Kali rubbed the precious stone vigorously with a silk handkerchief. The handkerchief was stained red, but the stain did not disappear.
Slightly alarmed, he went to the nearby river, dipped the diamond in the water, and rubbed and scraped it, carefully and patiently. The bloodstain was still there. Sometimes it disappeared, only to reappear more intensely on the other side. The wretch became desperate. What profit had he obtained from his crime, except for having bloody and bright remorse with him forever?
He sought the shelter of a cave, and lay down on a bed of dry leaves, where he ended up going to sleep, worn out by fatigue. But his sleep was heavy, haunted by frightful nightmares. In his dreams he saw the god Shiva, the destroyer with the cruel gaze. Frenzied women twisted at his feet, their hearts pierced by daggers with crystal hilts. Cascading streams of diamonds fell from Shiva’s hands, over which an infernal light emerging from the divine eyes caused ardent red reflections to pass.

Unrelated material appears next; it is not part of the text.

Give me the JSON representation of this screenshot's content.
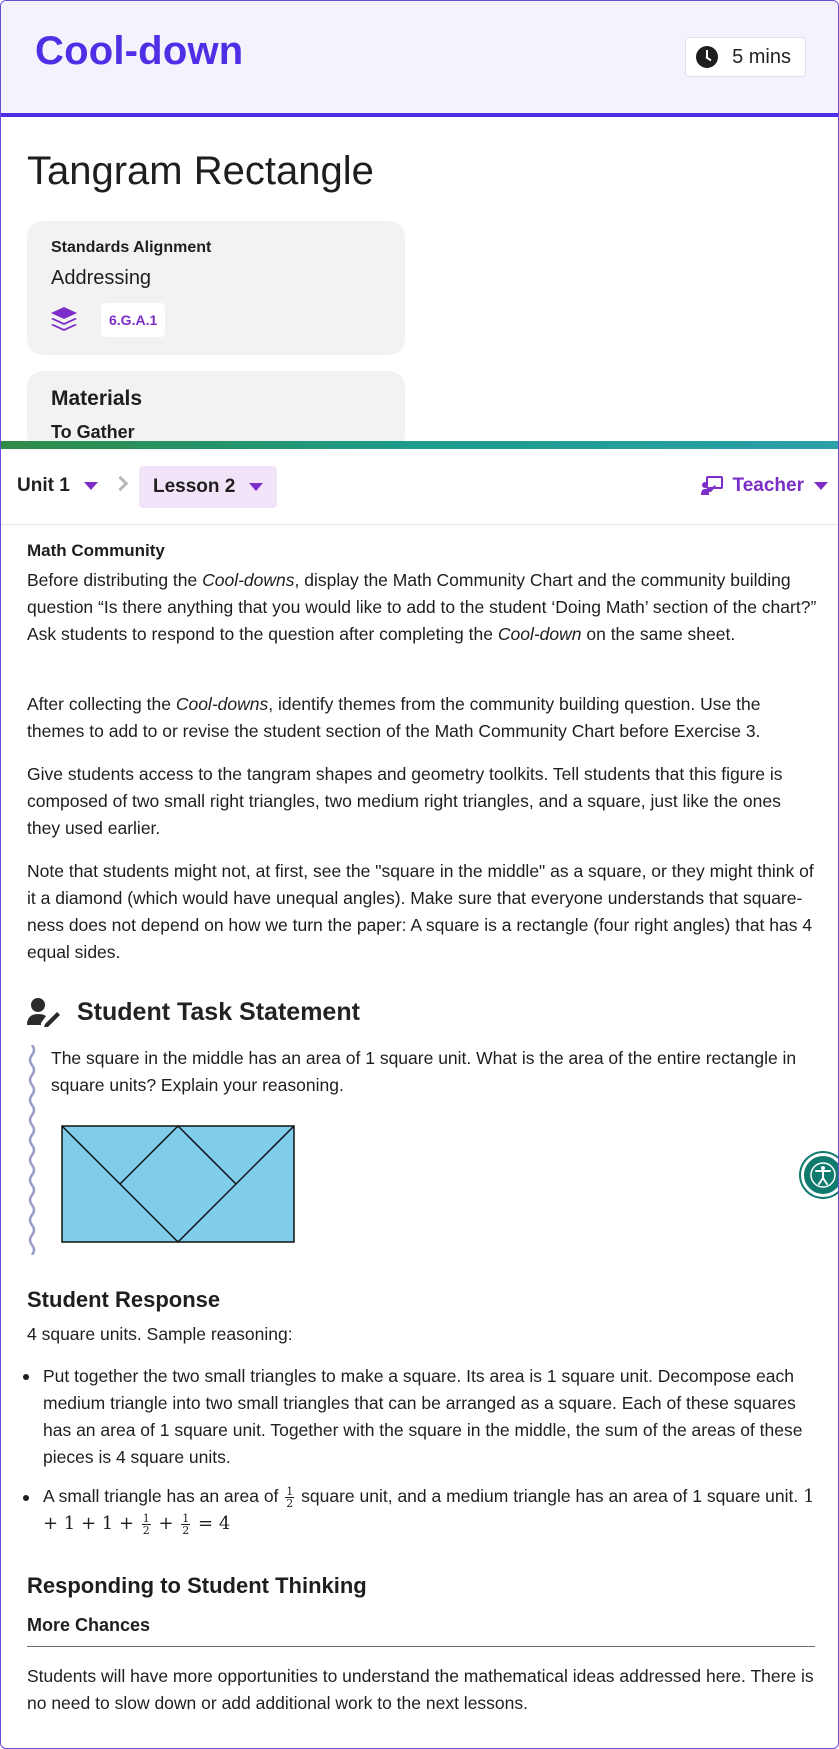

Kali awoke at dawn, with the vague hope, in the softness of the cool morning, that the reality of the previous day might vanish with the nightmare of the night. But he saw the stone and the stain again, and it seemed to him that it had become larger. All of the following day, weary and desperate, he ran through the countryside, stopping at springs and wells to dip the fatal stone therein. But days and nights went by, and the stain did not disappear. Every day, on the contrary, it increased in breadth and intensity. A splendid red leprosy devoured the diamond.